自分の歌をミク、ルカの歌声に変換してみた

 1分から2分程度の長さを持つ元歌WAVファイルを送って実際に試してみた。サンプルに使ったのは自作の2曲。1つは80年代風バラード「さよならゴメン」、もう1つは和田アキ子風歌謡曲「古いダイアリー」。自分が歌いやすいメロディー、音域に設定してある。

 オケはあらかじめある程度作っておいて、メロディーガイドとなるトラックも作っておく。それを聞きながら、元歌を録音していくわけだ。元歌が調子はずれだと、Netぼかりすも正確にその音痴っぷりのままで戻してくれるので、この段階で、声のチューニングはきっちり合わせておく必要がある。

 オケをMP3化するなどしてiPodなどで聞きながら、ビデオカメラでボーカル録りをするなども可能だが(実際に1曲ではその方法でやってみた)、何度かリテイクをして、調子はずれの部分を歌い直したほうが、後でVOCALOID Editorで作業する部分が少なくてすむため、できればやっておいたほうがいい。

 DAWなどで編集した元歌は、いったんWAVで吐き出しておく。歌った部分の歌詞も同時に用意しておく必要がある。

 「人の波をかきわけて あなたを探す地下街の通路で」といったような歌詞を書いたテキストファイルと、上述のWAVファイルをPC上に置いて、NetぼかりすのWebアプリから送出する。そのときに、インストールされているVOCALOIDシンガーから適切なものを選び(複数がインストールされている場合)、元歌から音程を変更する度合いを半音単位で-12〜+12で指定する。

 デフォルトのBPM(テンポ)はVOCALOID Editorと同様に120だが、歌詞ファイルに記述することで、バッキングトラックに合わせたBPM指定が可能。また、ピッチベンド変更の範囲(PBS)を指定することも可能なので、VOCALOID Editor上で音程を細かく編集していくときには便利だ。

 Netぼかりすによって吐き出されたファイルに書き込まれるのは、ピアノロールにノート情報(歌詞と音程、音長)、さらにパラメータとして音量情報のDYN、細かい音程情報のPITと、その幅を決めるPBSだ。このDYNとPITにより、ビブラートや微妙な節回しを表現し、元歌の歌手の歌い方をまねしてくれるのだ。
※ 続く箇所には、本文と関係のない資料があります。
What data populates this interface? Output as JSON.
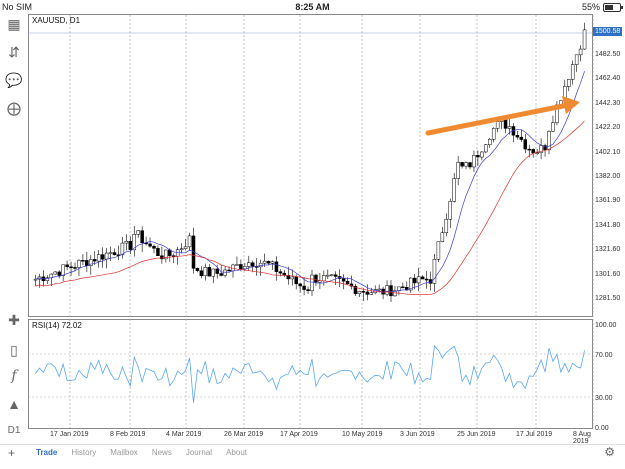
{
  "status": {
    "carrier": "No SIM",
    "time": "8:25 AM",
    "battery": "55%",
    "battery_level": 0.55
  },
  "chart": {
    "symbol": "XAUUSD, D1",
    "rsi_label": "RSI(14) 72.02",
    "current_price": "1500.58",
    "price_labels": [
      "1482.50",
      "1462.40",
      "1442.30",
      "1422.20",
      "1402.10",
      "1382.00",
      "1361.90",
      "1341.80",
      "1321.60",
      "1301.60",
      "1281.50"
    ],
    "rsi_labels": [
      "100.00",
      "70.00",
      "30.00",
      "0.00"
    ],
    "date_labels": [
      "17 Jan 2019",
      "8 Feb 2019",
      "4 Mar 2019",
      "26 Mar 2019",
      "17 Apr 2019",
      "10 May 2019",
      "3 Jun 2019",
      "25 Jun 2019",
      "17 Jul 2019",
      "8 Aug 2019"
    ],
    "colors": {
      "bull": "#ffffff",
      "bear": "#000000",
      "ma_fast": "#3b3bd6",
      "ma_slow": "#e03030",
      "rsi": "#5aa8f0",
      "arrow": "#f08a30",
      "price_tag": "#2f6fc4"
    }
  },
  "toolbar": {
    "icons": [
      "crosshair-icon",
      "candles-icon",
      "function-icon",
      "shapes-icon",
      "timeframe-icon"
    ],
    "timeframe": "D1"
  },
  "tabs": [
    {
      "label": "Trade",
      "active": true
    },
    {
      "label": "History",
      "active": false
    },
    {
      "label": "Mailbox",
      "active": false
    },
    {
      "label": "News",
      "active": false
    },
    {
      "label": "Journal",
      "active": false
    },
    {
      "label": "About",
      "active": false
    }
  ]
}
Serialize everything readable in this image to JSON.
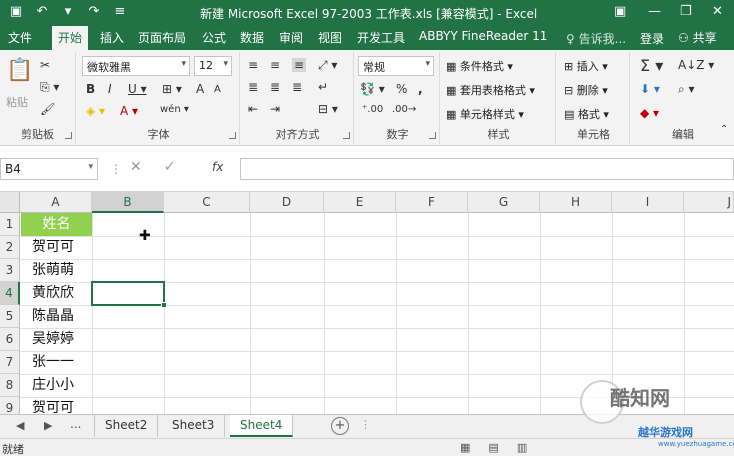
{
  "window": {
    "title": "新建 Microsoft Excel 97-2003 工作表.xls  [兼容模式] - Excel"
  },
  "ribbon_tabs": [
    "文件",
    "开始",
    "插入",
    "页面布局",
    "公式",
    "数据",
    "审阅",
    "视图",
    "开发工具",
    "ABBYY FineReader 11"
  ],
  "active_tab": "开始",
  "tell_me": "告诉我...",
  "login": "登录",
  "share": "共享",
  "ribbon": {
    "clipboard": {
      "label": "剪贴板",
      "paste": "粘贴"
    },
    "font": {
      "label": "字体",
      "name": "微软雅黑",
      "size": "12"
    },
    "alignment": {
      "label": "对齐方式"
    },
    "number": {
      "label": "数字",
      "format": "常规"
    },
    "styles": {
      "label": "样式",
      "conditional": "条件格式",
      "table": "套用表格格式",
      "cell_styles": "单元格样式"
    },
    "cells": {
      "label": "单元格",
      "insert": "插入",
      "delete": "删除",
      "format": "格式"
    },
    "editing": {
      "label": "编辑"
    }
  },
  "formula_bar": {
    "name_box": "B4",
    "fx": "fx",
    "value": ""
  },
  "grid": {
    "columns": [
      "A",
      "B",
      "C",
      "D",
      "E",
      "F",
      "G",
      "H",
      "I",
      "J"
    ],
    "rows": [
      "1",
      "2",
      "3",
      "4",
      "5",
      "6",
      "7",
      "8",
      "9"
    ],
    "selected_cell": "B4",
    "column_a": [
      "姓名",
      "贺可可",
      "张萌萌",
      "黄欣欣",
      "陈晶晶",
      "吴婷婷",
      "张一一",
      "庄小小",
      "贺可可"
    ]
  },
  "sheets": [
    "Sheet2",
    "Sheet3",
    "Sheet4"
  ],
  "active_sheet": "Sheet4",
  "sheet_nav": "...",
  "status": "就绪",
  "watermark": {
    "brand": "酷知网",
    "site": "越华游戏网",
    "url": "www.yuezhuagame.com"
  },
  "colors": {
    "accent": "#217346",
    "header_fill": "#92d050"
  }
}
 例えば音を長く伸ばして後半にビブラートをかける場合でも、音量のビブラートと音程のビブラートが微妙に異なる場合があるが、そこの部分も元歌から抽出して再現する。VOCALOIDシンガーが元からもっている特性を、この歌い方によって上書きしてしまうこともできる。

 その特性はデータベース化されていて、例えば初音ミクと巡音ルカのボーカルのそれぞれの特性に合わせたVSQファイルを吐き出す仕組みになっている。初音ミクは比較的平坦な歌い方をし、音を伸ばすときにも、音量がほぼ一定のままだが、巡音ルカは音量の減衰が早く、後半部分のDYNを意識的に持ち上げていかないと同じような歌い方はできない。Netぼかりすはその補正作業を自動的に行ってくれる。また、巡音ルカはバイリンガルのシンガーなので、特有の発音指定が利用できるので、それにも対応している。
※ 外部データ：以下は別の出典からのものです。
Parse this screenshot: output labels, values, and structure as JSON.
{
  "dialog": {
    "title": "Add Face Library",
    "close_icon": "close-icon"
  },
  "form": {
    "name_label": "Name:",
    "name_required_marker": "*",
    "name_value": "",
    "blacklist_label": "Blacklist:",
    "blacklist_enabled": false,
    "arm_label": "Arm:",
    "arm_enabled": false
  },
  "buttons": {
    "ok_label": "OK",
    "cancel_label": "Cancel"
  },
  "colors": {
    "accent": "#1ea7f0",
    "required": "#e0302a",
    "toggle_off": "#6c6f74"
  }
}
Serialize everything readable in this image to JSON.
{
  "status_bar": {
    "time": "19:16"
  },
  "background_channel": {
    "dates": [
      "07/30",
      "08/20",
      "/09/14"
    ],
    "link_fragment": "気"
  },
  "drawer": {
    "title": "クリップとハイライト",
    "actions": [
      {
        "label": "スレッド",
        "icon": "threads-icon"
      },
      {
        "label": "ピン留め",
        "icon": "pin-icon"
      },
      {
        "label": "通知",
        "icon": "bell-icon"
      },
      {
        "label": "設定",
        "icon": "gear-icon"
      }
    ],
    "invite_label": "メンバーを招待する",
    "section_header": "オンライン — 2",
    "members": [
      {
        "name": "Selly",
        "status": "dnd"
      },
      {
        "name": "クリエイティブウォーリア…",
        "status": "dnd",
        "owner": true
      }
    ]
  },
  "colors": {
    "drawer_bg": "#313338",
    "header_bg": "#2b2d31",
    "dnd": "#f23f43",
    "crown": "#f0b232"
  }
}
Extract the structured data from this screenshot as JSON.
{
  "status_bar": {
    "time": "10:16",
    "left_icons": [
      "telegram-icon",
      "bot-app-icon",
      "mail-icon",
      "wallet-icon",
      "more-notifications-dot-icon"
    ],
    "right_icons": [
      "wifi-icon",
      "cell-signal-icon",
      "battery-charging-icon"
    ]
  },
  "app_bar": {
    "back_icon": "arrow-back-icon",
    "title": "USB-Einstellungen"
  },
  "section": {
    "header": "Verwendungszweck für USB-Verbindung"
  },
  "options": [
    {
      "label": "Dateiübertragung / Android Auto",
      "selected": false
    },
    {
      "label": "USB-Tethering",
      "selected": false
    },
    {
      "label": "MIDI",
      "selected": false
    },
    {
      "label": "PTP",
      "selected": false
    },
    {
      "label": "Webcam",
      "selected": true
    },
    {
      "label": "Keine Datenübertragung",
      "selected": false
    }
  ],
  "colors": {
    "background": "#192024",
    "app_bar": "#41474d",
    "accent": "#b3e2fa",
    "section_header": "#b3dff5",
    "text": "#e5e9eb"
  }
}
 だから、最終的に使うシンガーを決めたうえでNetぼかりすのシンガー指定をしておく必要がある。その後の変更も不可能ではないが、VOCALOID Editor上での作業が多く発生するかもしれない。

 やってみて一番苦労したのは、Netぼかりすが歌手の歌い方に忠実すぎるために、自分の音程の不安定さやリズム感の悪いところまで再現してしまうところ。これは、元歌を録り直したり、いいテイクをつなげていって問題ないレベルまでもっていくしかない。本物のぼかりすには、「歌唱力補正機能」があるが、Netぼかりすにはまだ実装されていない。この機能が追加されれば、MIDIキーボード入力におけるクォンタイズ(リズムの不正確さや音量のバラツキを修正してくれる機能)に相当するような手軽さが生まれてくるのではないだろうか。

 もう1つは、歌い方によるのだろうが、一部の歌詞の割り付け(アラインメント)がうまくいかないというところ。音声認識で元歌と合わせているわけではなく、テキストに記述された歌詞の長さを割り付けるようになっているようで、1つ間違えるとその後がしばらくずれてしまう。そうすると、VOCADLOID Editor上での作業が大変になってしまう。
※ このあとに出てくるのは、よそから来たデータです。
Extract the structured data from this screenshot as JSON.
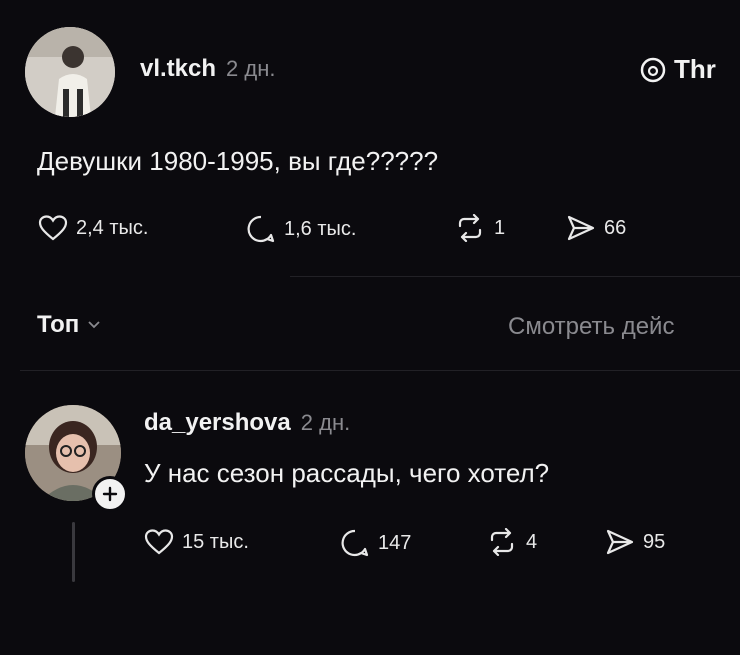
{
  "brand": {
    "label": "Thr",
    "icon": "threads-icon"
  },
  "post": {
    "username": "vl.tkch",
    "time": "2 дн.",
    "text": "Девушки 1980-1995, вы где?????",
    "likes": "2,4 тыс.",
    "replies": "1,6 тыс.",
    "reposts": "1",
    "shares": "66"
  },
  "sort": {
    "label": "Топ",
    "view_activity": "Смотреть дейс"
  },
  "reply": {
    "username": "da_yershova",
    "time": "2 дн.",
    "text": "У нас сезон рассады, чего хотел?",
    "likes": "15 тыс.",
    "replies": "147",
    "reposts": "4",
    "shares": "95"
  },
  "colors": {
    "background": "#0b0a0e",
    "text": "#f2f2f2",
    "muted": "#8a8a8f"
  }
}
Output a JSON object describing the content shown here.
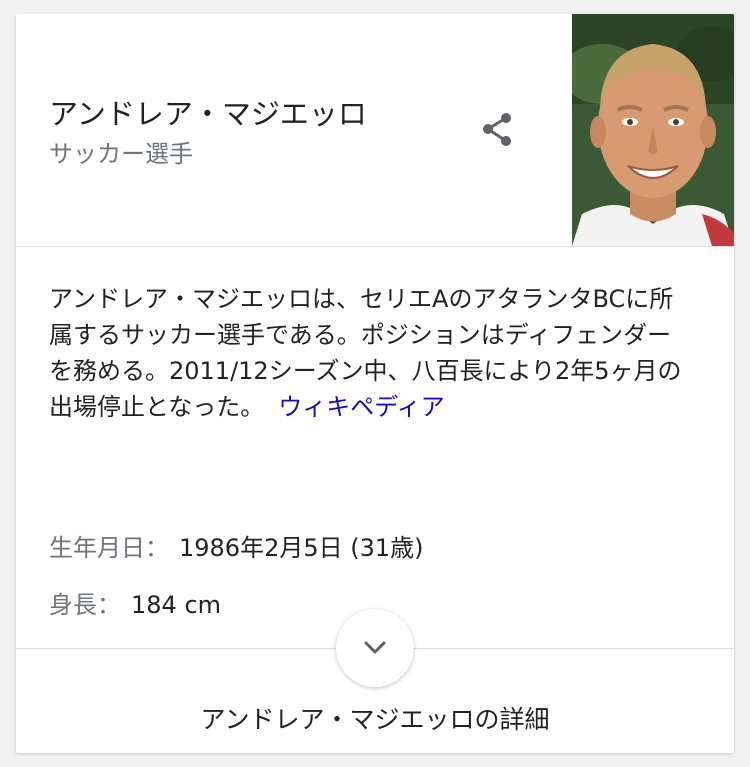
{
  "entity": {
    "name": "アンドレア・マジエッロ",
    "type": "サッカー選手"
  },
  "description": {
    "text": "アンドレア・マジエッロは、セリエAのアタランタBCに所属するサッカー選手である。ポジションはディフェンダーを務める。2011/12シーズン中、八百長により2年5ヶ月の出場停止となった。",
    "source_link": "ウィキペディア"
  },
  "facts": [
    {
      "label": "生年月日：",
      "value": "1986年2月5日 (31歳)"
    },
    {
      "label": "身長：",
      "value": "184 cm"
    }
  ],
  "more_link": "アンドレア・マジエッロの詳細",
  "icons": {
    "share": "share-icon",
    "expand": "chevron-down-icon"
  },
  "colors": {
    "link": "#1a0dab",
    "secondary_text": "#70757a",
    "primary_text": "#222222"
  }
}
 ヤマハではその対策として、歌詞ファイルに、「00:11:11」など歌詞の特定部分を時間指定することができるようにしている。

 この歌詞アラインメントで、音声認識と組み合わせられるようになれば、さらに正確さは増していくのではないだろうか。

 自分ができる範囲でのNetぼかりす作品はこの2曲程度で、それなりの限界も見えると思うが、ほかのVOCALOIDユーザーの作品もニコニコ動画にたくさん投稿されるので、そちらも参考にしてほしい。